The Central Bank's report on October 2020's monthly economic developments, released yesterday, disclosed that the external reserves expanded by almost $208m that month to hit $2.314bn - despite the near-total absence of any tourism-related inflows - due to the receipt of net proceeds from the $600m bond.

“We've seen over the first half of the year growth in bank liquidity, and really it is because inflows from the Government's borrowing activities have accumulated on the balance sheets of banks," Mr Rolle said.

"Once it is converted into Bahamian dollars, some of those inflows have contributed to the build-up of liquidity within an environment where credit or lending to the private sector is still very, very flat and negative on net." Dorian-related reinsurance settlements, he added, had also served to bolster the foreign reserves during the initial weeks of the COVID-19 pandemic.

Asked how long the foreign reserves, which are critical to underpinning the one:one currency peg with the US dollar, can hold up without significant tourism earnings, Mr Rolle said: “In the case of The Bahamas, we have to always have 50 percent equivalent value in hard currency reserves to supply the Central Bank liabilities.

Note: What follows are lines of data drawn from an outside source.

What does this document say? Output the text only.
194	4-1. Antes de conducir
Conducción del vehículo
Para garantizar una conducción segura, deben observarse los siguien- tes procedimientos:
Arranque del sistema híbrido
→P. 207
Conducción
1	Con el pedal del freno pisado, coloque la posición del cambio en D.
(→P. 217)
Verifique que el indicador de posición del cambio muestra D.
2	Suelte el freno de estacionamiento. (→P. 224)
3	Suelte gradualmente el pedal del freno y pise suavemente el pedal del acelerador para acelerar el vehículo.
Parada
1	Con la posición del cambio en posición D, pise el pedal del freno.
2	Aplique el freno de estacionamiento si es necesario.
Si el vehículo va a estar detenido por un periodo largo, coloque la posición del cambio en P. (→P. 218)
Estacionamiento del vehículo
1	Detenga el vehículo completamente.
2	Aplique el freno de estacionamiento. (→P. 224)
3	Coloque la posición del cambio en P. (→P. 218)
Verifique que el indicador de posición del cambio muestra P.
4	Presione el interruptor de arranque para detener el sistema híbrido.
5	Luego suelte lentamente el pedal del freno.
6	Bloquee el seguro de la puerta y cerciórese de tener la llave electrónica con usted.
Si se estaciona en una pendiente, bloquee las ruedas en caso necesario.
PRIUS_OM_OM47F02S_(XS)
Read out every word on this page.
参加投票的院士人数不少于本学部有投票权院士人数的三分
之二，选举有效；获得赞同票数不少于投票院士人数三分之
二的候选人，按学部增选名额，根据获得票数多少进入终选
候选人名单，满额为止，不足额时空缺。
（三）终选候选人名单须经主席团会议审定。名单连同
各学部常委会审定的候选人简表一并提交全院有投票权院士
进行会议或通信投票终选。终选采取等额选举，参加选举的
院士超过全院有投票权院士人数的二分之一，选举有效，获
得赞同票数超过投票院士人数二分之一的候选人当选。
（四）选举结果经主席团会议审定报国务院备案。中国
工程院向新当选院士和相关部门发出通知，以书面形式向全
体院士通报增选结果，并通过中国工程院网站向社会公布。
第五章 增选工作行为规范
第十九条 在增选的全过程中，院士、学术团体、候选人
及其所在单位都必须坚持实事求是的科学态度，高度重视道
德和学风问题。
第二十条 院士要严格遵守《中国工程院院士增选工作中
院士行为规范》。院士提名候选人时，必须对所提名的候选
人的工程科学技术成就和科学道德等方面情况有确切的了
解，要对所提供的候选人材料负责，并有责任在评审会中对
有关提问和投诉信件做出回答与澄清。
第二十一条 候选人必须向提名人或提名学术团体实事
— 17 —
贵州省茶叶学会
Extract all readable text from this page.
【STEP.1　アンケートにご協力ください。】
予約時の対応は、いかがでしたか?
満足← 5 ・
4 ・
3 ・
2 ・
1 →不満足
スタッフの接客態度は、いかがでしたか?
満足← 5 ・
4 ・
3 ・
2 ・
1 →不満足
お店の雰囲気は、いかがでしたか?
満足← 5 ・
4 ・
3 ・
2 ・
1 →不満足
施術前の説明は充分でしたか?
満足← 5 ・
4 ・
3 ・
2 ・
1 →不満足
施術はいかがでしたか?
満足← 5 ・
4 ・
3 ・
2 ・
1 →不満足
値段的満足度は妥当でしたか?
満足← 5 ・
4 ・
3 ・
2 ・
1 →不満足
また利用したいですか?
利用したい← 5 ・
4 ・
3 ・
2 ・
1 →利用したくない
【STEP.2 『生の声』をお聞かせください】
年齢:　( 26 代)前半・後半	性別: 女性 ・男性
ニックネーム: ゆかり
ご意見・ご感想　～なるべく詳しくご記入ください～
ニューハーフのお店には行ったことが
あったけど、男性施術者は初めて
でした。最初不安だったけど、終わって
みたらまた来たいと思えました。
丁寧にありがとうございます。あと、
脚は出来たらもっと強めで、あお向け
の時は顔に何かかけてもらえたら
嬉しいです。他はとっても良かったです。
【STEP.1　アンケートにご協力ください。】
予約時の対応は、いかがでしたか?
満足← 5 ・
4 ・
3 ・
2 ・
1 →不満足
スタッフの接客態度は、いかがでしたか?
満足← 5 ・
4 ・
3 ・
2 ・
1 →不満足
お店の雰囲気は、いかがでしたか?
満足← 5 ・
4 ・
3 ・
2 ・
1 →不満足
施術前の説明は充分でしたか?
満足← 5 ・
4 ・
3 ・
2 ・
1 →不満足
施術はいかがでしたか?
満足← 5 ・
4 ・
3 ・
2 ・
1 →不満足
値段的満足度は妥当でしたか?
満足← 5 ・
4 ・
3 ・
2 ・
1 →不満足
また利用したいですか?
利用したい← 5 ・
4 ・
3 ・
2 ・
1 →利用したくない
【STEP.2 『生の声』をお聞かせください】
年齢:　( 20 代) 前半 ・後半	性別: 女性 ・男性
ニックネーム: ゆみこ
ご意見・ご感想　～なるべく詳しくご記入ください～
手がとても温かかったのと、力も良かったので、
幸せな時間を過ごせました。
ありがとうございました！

"What people should understand is our liabilities also shrink during some periods of downturn in the economy, and they expand during the upturn. When you break the link between the growth in your liabilities and your currency and your foreign reserves, is when you start to print money - literally, when you print money to lend to the Government.

"That is where The Bahamas is moving more in the direction of shackling its hands in the sense that there are now comprehensive limits on how much the Central Bank can lend to the Government and that is a tremendous discipline enhancer," he added.

“So, from my point of view, that gives some flexibility in managing. But similarly, when we look at how we protect our foreign reserves and our exchange rate, medium and long-term, there will also continue to be a role for the fiscal policy, because to the extent that you're properly financing the fiscal needs, and you're managing the deficit financing needs of the government, you will also be managing the pressures that fiscal policy might exert on your foreign exchange market if it is happening in ways that are not sustainable. But it's not a concern.”

When it came to the amount of import coverage provided by the foreign reserves at present, Mr Rolle added: "In terms of months of goods' import coverage, the reserves coverage have been improving since about the end of 2017.”